A simple solution, of course, would be to just serve the berries without any kind of topping. There is nothing at all wrong with that, and I think most people looking to adopt a healthy lifestyle would agree that unadorned berries for dessert are a tasty and virtuous choice. For someone looking to go just a bit sweeter, and few tablespoons of lime juice whisked with a few teaspoons of honey and drizzled over the berries before serving will amp up the sweetness of the berries. Still, this treatment means there’s nothing white in the dessert, which seems like a crucial missing piece (though I suppose you could serve mixed berries in a white bowl).

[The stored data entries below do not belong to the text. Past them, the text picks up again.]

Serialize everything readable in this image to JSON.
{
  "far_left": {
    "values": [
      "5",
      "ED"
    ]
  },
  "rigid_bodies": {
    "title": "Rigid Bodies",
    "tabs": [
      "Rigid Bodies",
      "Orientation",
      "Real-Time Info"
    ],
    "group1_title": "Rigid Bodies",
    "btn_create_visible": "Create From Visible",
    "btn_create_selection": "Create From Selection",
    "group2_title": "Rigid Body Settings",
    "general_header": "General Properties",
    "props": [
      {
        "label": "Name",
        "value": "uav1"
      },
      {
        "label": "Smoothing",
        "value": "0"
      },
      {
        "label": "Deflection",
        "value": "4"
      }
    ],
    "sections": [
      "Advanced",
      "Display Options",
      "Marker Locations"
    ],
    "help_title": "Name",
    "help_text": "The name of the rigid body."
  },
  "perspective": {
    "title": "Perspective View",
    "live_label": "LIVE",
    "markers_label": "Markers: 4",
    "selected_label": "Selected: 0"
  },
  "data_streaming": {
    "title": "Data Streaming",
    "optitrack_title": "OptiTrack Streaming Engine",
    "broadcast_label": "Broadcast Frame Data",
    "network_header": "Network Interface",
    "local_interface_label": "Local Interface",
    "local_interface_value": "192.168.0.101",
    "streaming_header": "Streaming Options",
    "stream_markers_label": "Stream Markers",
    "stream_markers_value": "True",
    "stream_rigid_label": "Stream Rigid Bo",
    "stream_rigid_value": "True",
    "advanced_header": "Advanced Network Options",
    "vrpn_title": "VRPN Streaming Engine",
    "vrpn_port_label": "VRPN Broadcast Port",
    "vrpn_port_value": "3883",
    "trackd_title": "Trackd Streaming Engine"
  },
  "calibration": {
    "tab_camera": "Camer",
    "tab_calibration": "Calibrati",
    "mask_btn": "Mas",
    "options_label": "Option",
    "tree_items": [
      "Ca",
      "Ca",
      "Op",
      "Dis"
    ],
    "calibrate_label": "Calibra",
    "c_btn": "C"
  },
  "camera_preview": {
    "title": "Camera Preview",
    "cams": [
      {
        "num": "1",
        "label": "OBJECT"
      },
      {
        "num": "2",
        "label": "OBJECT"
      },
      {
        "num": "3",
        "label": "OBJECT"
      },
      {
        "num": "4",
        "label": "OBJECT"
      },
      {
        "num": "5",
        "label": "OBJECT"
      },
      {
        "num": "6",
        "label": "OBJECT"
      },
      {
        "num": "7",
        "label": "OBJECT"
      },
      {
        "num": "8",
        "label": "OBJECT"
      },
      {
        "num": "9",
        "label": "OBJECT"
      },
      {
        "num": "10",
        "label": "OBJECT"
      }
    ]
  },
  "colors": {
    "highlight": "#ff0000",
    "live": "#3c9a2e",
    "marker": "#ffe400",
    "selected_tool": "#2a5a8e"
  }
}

The other drawback to serving mixed berries on their own is that they seem to lack a certain holiday flare. The creamy layer in a berry parfait makes it feel a little different and a bit more festive, so I went in search of a substitution for my creamy white chocolate whipped cream and found an acceptable substitute in this decade’s “it” ingredient: coconut. Chilling a can of full-fat coconut cream overnight separates the solids from the liquids and creates a substance capable of being whipped like cream.

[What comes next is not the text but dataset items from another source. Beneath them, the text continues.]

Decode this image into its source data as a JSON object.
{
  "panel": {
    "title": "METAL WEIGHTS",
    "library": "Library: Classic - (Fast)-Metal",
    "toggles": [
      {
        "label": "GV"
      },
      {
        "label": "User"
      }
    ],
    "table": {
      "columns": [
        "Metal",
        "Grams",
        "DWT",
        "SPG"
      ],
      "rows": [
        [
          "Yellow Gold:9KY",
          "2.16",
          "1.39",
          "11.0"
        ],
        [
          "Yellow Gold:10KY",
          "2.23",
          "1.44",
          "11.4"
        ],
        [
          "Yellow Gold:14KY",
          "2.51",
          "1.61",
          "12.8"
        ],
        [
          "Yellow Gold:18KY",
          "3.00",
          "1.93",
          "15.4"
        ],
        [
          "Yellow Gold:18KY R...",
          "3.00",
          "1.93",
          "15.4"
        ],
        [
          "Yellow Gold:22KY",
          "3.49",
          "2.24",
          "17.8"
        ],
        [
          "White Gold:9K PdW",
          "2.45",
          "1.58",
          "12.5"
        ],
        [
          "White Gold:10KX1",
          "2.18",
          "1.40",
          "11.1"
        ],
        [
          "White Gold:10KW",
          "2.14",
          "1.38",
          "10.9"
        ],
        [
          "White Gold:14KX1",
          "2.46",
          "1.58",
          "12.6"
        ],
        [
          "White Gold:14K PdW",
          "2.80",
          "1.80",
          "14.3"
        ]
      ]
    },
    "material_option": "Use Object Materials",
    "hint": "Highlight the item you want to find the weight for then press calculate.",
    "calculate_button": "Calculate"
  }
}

There are a few things you should know about the coconut substitution. First, if you’re watching calories and fat, whipped coconut cream isn’t substantially different from regular whipped cream. However, it is naturally sweet, so just a pinch of sugar or a tiny drizzle of honey will do the trick, so if you’re watching added sugar, this may be a better choice. Coconut cream is also vegan and Paleo friendly, so if that’s the way you roll, this might be just the ticket. Whipped coconut cream doesn’t produce the same stable whip structure as whipped cream, so it works perfectly in a layered dessert like this where a bit of “deflation” won’t matter. Its subtle coconut flavor lends an interesting twist to a familiar combination of flavors.

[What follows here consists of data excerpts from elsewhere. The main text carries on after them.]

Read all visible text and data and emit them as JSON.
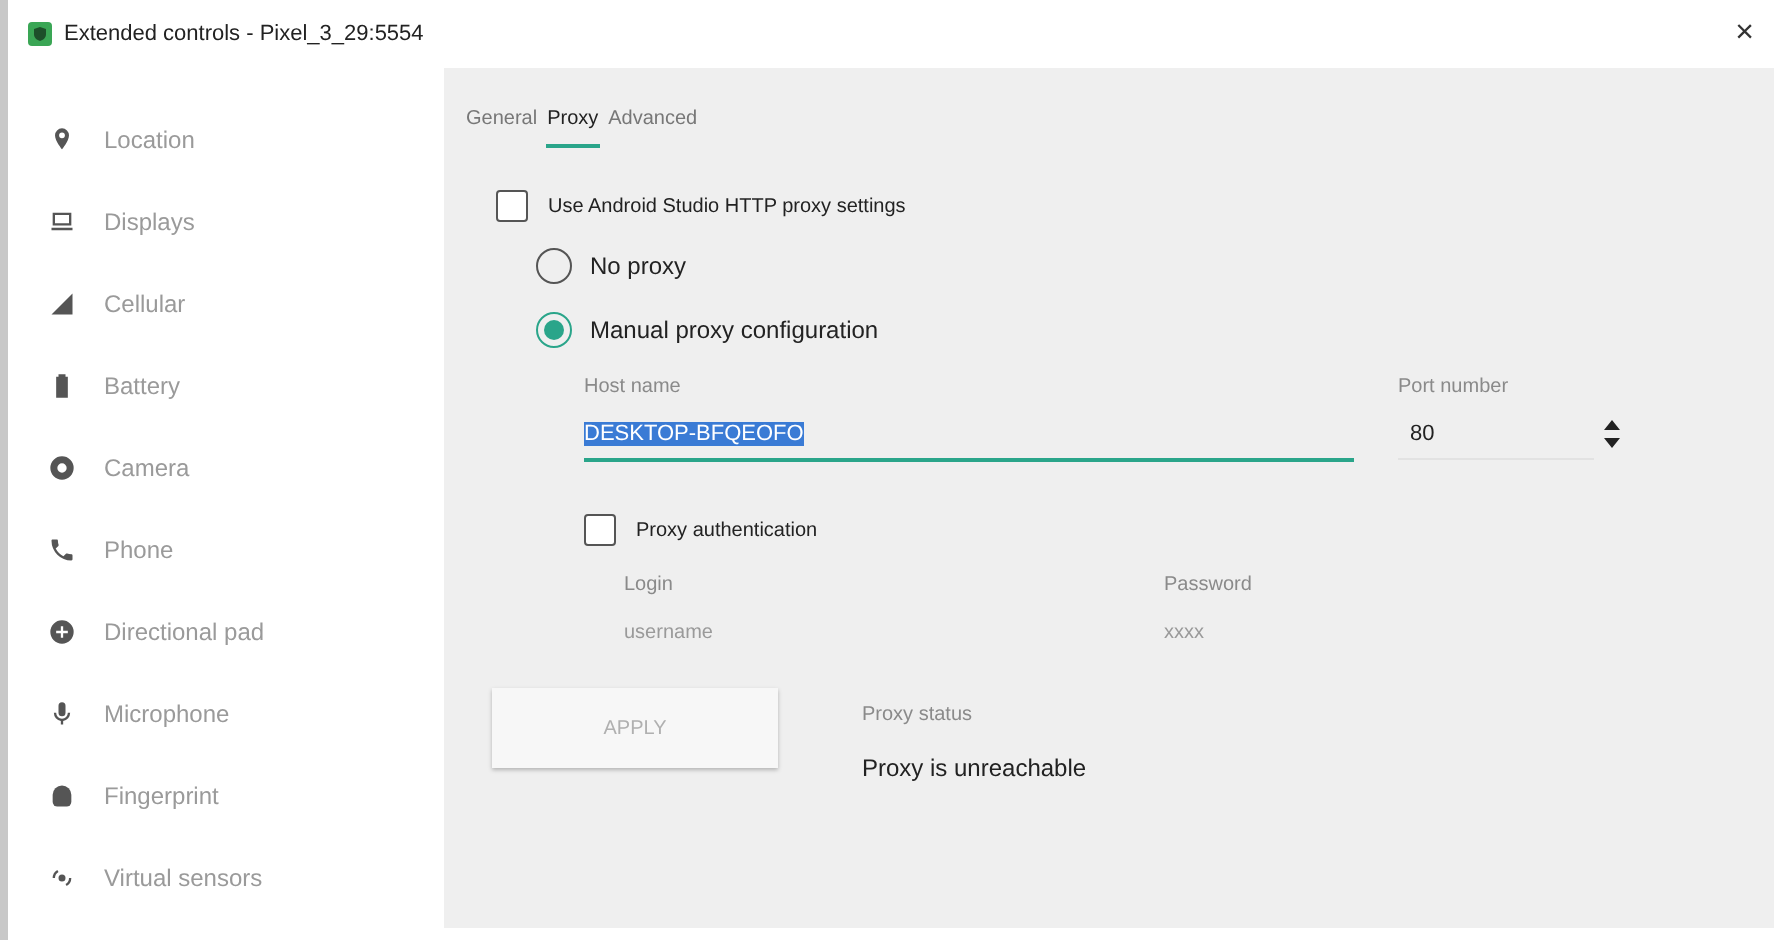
{
  "window": {
    "title": "Extended controls - Pixel_3_29:5554",
    "close": "×"
  },
  "sidebar": {
    "items": [
      {
        "label": "Location",
        "selected": false
      },
      {
        "label": "Displays",
        "selected": false
      },
      {
        "label": "Cellular",
        "selected": false
      },
      {
        "label": "Battery",
        "selected": false
      },
      {
        "label": "Camera",
        "selected": false
      },
      {
        "label": "Phone",
        "selected": false
      },
      {
        "label": "Directional pad",
        "selected": false
      },
      {
        "label": "Microphone",
        "selected": false
      },
      {
        "label": "Fingerprint",
        "selected": false
      },
      {
        "label": "Virtual sensors",
        "selected": false
      }
    ]
  },
  "tabs": [
    {
      "label": "General",
      "selected": false
    },
    {
      "label": "Proxy",
      "selected": true
    },
    {
      "label": "Advanced",
      "selected": false
    }
  ],
  "proxy": {
    "use_studio": {
      "label": "Use Android Studio HTTP proxy settings",
      "checked": false
    },
    "modes": [
      {
        "label": "No proxy",
        "selected": false
      },
      {
        "label": "Manual proxy configuration",
        "selected": true
      }
    ],
    "host": {
      "label": "Host name",
      "value": "DESKTOP-BFQEOFO",
      "text_selected": true
    },
    "port": {
      "label": "Port number",
      "value": "80"
    },
    "auth": {
      "label": "Proxy authentication",
      "checked": false
    },
    "login": {
      "label": "Login",
      "placeholder": "username"
    },
    "password": {
      "label": "Password",
      "placeholder": "xxxx"
    },
    "apply": {
      "label": "APPLY",
      "disabled": true
    },
    "status": {
      "label": "Proxy status",
      "value": "Proxy is unreachable"
    }
  }
}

In honesty, I still love the more conventional whipped cream version of this dessert, particularly since the white chocolate produces a whipped cream that seems almost like mousse. However, I do like the coconut version, and there are periods of time in my dietary life that this would be just the perfect thing to satisfy my sweet tooth. No matter how you dress up these red and blue berries, they’ll make a festive addition to your holiday buffet.
Patriot parfaits two ways
1 pound strawberries, rinsed, stems removed and chopped
1 pound blueberries, rinsed
For white chocolate whipped cream:
1 cup heavy whipping cream
1 ounce (about one tablespoon) white chocolate (from a high-quality chocolate bar or white chocolate chips); if you want a more pronounced chocolate flavor, additional chocolate can be used
Melt the chocolate in the microwave at 30-second intervals, stirring after each interval until smooth. Allow chocolate to cool slightly. Using chilled beaters and a chilled bowl, whip the cream until soft peaks form, then add melted chocolate and whip until stiff peaks form.
For the coconut cream:
One can (14 ounces) full-fat coconut cream, chilled overnight in the fridge
Honey, to taste (optional)
Carefully open the can of coconut cream and drain off the liquid that has separated from the solids (save this liquid for use in smoothies or other uses.) Place solids in a chilled mixing bowl and whip with chilled beaters until soft peaks form. Add honey, if desired, to taste.
Layer strawberries, blueberries and either kind of “cream” in individual parfait cups. Keep parfaits chilled until serving.